Aujourd'hui, avec le YIMBYisme, l'abondance et toute cette nouvelle façon de penser à gauche, nous reconnaissons au moins que l'impulsion qu'ils ont insufflée au progressisme - se méfier de l'autorité centralisée, essayer de réduire l'establishment, créer un nouvel effet de levier pour les personnes qui allaient être littéralement et figurativement écrasées - était dans le domaine du bien, mais qu'elle est allée trop loin et qu'il faut trouver un équilibre. Je ne pense pas que nous devions renverser le gouvernement. Plutôt que de passer notre temps à crier au loup sur ce que fait Donald Trump, nous devons nous demander si nous sommes le mouvement pour le gouvernement, si les démocrates sont le parti du gouvernement, si le gouvernement tient ses promesses. Je ne pense pas que Trump va démanteler notre démocratie. J'espère bien que non. Et je pense que nous devrions le tenir responsable. Mais je pense que nous devons passer plus de temps à réfléchir au produit que nous vendons. Le progressisme fonctionne-t-il réellement pour les gens ? Et si ce n'est pas le cas, y a-t-il des choses que nous pouvons faire nous-mêmes ?
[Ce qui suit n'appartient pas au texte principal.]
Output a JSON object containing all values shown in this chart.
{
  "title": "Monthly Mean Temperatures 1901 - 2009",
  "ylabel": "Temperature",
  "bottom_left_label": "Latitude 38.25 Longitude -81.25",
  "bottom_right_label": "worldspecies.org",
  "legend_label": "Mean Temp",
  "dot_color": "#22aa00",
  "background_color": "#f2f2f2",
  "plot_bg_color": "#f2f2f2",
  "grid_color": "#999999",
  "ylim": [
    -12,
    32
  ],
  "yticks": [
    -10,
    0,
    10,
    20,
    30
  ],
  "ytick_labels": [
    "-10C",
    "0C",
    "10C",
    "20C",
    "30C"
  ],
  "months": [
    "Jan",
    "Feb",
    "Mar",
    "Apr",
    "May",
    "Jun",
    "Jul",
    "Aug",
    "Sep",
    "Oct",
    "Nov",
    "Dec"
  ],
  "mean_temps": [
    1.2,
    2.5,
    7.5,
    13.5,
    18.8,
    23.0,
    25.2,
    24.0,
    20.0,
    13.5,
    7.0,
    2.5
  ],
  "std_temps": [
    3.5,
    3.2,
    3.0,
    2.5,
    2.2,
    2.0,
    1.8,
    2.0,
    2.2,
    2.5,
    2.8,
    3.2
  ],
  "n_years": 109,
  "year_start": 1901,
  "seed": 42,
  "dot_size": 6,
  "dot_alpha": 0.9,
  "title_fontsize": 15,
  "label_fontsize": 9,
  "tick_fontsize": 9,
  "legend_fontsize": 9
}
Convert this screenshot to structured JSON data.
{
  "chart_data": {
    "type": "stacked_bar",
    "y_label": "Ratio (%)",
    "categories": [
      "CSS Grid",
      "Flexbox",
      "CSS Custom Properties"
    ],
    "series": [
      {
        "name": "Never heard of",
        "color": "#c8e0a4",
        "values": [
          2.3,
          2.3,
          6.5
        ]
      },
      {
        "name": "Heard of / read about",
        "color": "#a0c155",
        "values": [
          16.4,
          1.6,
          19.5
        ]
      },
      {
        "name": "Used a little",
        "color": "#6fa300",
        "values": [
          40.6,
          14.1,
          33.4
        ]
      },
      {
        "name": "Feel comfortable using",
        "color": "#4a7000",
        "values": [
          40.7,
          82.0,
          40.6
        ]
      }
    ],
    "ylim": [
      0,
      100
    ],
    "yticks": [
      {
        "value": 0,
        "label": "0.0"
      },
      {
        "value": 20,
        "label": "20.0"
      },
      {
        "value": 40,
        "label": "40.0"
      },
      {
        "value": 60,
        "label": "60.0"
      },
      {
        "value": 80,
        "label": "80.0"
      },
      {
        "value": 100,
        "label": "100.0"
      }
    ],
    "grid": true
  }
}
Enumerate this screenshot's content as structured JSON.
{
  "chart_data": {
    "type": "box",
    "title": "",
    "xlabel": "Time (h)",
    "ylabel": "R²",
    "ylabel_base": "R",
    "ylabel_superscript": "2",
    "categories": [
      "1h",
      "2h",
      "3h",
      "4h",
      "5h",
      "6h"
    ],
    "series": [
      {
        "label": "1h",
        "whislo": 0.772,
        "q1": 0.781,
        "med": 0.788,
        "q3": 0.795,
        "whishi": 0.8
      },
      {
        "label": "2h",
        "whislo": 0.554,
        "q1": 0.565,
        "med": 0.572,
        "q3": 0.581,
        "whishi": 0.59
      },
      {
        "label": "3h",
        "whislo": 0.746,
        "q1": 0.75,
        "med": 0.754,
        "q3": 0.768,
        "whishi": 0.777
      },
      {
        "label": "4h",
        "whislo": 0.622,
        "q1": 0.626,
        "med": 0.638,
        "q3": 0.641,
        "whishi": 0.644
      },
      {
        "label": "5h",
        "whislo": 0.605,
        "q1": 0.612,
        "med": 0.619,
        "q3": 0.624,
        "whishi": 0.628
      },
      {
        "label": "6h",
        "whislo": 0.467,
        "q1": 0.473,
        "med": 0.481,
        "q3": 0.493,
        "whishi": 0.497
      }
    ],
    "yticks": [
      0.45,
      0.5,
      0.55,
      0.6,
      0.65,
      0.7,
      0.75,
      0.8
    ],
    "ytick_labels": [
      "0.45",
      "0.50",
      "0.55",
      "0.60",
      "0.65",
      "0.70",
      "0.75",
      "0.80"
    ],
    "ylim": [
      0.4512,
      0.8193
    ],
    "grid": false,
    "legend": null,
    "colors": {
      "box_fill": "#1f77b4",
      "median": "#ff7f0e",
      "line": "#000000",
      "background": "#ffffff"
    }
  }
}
Lorsque j'avance cet argument aux personnes qui disent : « Trump est le gorille de mille livres dans la pièce. Concentrez-vous simplement sur lui, sur tout ce qu'il fait. Nous devons juste crier plus fort sur les gens jusqu'à ce qu'ils se rendent compte qu'il est raciste ou xénophobe... Cela n'a pas fonctionné pour nous. Cette stratégie n'a pas fonctionné politiquement. Je pense que c'est parce qu'en nous concentrant là-dessus, nous ne nous concentrons pas sur nous-mêmes. Je dis, et je pense que les YIMBY et les partisans de l'abondance le disent aussi, qu'il y a des choses que nous devrions défendre qui sont différentes de celles que nous avons défendues auparavant. Non pas parce que nous cédons à Trump, mais parce que nous avons nous-mêmes intérêt à ce que le gouvernement fonctionne.
L'avantage, c'est que nous n'avons pas à passer notre temps à penser à Trump. Il y a des choses auxquelles nous pouvons commencer à réfléchir, comme les plans visant à créer un mécanisme qui nous permettrait de choisir quand et comment construire un réseau ferroviaire à grande vitesse à un prix abordable. Comment pouvons-nous gérer l'opposition locale à un projet de logement alors que nous savons que nous avons besoin de logements en général ? Comment déterminer les projets d'infrastructure à réaliser et comment les rendre plus abordables afin d'en avoir davantage ? Ce sont des choses auxquelles nous n'avons pas pensé dans notre obsession et nos préoccupations à propos de Donald Trump. Et ce sont des choses que nous pouvons contrôler, ou pour lesquelles nous pouvons commencer à planifier, car le pays ne veut pas d'une dictature. Il y aura un moment, je l'espère, et je suis convaincu que nous aurons l'occasion de gouverner à nouveau. Et lorsque nous y serons, nous devrons prouver que le gouvernement fonctionne et qu'il peut fonctionner.